Publishers treat staff like “replaceable meat puppets”, says Walton

By Brenna Hillier, Tuesday, 16 April 2013 01:59 GMT

Industry veteran Gordon Walton has called out the regular practise of forming and disbanding development teams with cyclical employment contracts.

“A shocking thing about our business is how little attention and value is put on coherent teams,” the former executive said in a fascinating interview with GamesIndustry.

“At a certain level of abstraction at almost all game companies, there’s almost no appreciation at all for the team dynamic. ‘They’re just replaceable meat puppets,’ and that’s never, ever true.”

Balance sheets can’t show the value of a coherent team that works together, he added.

“They regularly destroy really good functioning teams and then remake them with all the inherent risks that come from remaking a team. Even people who’ve advanced in the game business to the higher levels, who actually know that shit, seem to forget it. It always shocks me. If there was a Making Game Companies For Dummies book, that should be the core of it – how important coherent teams are.”

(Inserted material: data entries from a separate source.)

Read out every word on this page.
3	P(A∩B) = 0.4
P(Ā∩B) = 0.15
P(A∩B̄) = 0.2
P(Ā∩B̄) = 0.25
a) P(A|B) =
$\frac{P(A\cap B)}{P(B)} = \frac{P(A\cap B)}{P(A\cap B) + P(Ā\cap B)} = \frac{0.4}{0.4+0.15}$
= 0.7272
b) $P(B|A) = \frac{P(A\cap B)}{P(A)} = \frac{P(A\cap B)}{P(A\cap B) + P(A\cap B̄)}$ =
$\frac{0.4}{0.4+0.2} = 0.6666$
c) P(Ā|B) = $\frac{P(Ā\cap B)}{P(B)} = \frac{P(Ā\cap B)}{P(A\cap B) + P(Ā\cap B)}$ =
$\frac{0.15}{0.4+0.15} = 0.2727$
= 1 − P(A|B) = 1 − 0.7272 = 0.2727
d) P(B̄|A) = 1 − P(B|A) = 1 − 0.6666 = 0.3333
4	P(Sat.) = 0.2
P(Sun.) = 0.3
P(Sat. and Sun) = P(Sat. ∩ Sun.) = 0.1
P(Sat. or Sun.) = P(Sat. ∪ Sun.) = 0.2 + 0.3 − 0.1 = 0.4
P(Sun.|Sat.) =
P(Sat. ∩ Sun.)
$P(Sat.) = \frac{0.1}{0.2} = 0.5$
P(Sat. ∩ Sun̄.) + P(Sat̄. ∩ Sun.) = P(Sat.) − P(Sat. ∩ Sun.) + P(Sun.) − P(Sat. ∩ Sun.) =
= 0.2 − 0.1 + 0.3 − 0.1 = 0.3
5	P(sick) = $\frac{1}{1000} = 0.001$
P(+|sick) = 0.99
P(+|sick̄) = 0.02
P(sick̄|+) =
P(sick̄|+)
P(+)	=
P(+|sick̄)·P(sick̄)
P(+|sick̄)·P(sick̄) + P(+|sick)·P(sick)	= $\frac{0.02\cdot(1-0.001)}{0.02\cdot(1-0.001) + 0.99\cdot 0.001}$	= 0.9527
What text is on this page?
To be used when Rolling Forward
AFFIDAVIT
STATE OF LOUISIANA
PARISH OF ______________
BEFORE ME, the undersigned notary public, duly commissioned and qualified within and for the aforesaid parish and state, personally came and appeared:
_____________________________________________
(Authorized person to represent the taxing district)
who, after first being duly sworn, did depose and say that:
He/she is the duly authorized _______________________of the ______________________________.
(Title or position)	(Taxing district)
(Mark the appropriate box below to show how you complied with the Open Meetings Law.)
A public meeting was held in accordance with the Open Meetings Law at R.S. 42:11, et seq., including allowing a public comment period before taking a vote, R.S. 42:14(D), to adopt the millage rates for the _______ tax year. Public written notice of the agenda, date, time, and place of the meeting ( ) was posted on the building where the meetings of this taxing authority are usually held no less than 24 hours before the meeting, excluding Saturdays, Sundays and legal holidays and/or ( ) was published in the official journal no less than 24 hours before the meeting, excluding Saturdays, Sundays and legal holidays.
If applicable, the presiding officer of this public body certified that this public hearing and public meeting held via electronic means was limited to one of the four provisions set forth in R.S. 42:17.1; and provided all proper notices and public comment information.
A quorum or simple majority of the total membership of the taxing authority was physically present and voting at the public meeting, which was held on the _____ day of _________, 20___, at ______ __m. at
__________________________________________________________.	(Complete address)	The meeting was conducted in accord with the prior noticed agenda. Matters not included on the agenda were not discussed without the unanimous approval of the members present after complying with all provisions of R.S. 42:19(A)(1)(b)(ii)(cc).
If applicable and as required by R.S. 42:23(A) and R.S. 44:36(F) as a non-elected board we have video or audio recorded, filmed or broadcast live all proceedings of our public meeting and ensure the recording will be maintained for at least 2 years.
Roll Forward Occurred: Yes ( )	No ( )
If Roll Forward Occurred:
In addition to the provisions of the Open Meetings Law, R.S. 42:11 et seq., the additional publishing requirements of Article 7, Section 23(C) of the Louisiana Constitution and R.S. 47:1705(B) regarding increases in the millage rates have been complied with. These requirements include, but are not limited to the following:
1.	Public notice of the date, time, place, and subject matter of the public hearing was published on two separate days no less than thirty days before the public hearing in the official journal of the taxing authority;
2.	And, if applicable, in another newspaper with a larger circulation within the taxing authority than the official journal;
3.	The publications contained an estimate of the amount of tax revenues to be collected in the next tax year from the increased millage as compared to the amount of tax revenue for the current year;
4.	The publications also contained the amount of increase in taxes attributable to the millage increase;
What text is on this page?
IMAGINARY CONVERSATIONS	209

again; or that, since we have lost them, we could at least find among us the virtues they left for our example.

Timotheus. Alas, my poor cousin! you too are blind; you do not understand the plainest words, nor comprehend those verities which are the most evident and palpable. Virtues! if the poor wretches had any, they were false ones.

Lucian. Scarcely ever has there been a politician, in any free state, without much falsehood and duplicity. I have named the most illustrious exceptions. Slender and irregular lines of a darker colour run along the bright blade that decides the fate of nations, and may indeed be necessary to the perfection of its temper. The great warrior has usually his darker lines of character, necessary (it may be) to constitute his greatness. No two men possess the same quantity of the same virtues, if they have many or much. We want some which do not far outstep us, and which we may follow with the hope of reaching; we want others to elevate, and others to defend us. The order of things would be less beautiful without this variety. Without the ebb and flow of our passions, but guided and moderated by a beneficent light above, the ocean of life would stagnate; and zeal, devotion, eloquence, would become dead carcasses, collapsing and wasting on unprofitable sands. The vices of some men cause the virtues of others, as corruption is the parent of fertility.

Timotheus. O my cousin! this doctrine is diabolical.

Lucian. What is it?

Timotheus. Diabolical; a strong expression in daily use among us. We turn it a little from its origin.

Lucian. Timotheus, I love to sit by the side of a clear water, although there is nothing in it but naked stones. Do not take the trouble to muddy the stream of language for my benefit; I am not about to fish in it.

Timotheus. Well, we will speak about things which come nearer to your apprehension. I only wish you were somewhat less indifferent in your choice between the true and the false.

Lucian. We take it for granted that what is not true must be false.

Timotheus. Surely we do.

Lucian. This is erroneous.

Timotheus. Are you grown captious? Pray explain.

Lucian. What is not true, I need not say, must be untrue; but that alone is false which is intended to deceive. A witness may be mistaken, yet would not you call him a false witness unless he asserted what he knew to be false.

Walton had a lot of other insightful things to say about the state of the industry, praising the disruptive opportunities presented by digital publishing, the indie revolution, Kickstarter, and more. He had hard words for both Activision and EA, and issued stern warnings that they both need to change – although it may not be possible.

Walton also said that while there are a lot of exciting, interesting things happening in games, they’re not happening in the traditional triple-A space.

“If you think about the games we made a long time ago, the games were more imagination and less exposition. We’ve come to a place where it’s more exposition and less imagination,” he said. “It’s challenging, because people are just not as engaged if their imaginations aren’t engaged.”

The whole piece is definitely worth a read; Walton has a reputation for being the man you call when your games business needs someone to fix it. He’s held senior roles at Maxis, Origin Systems, BioWare Austin, Sony Online Entertainment and most recently at Playdom.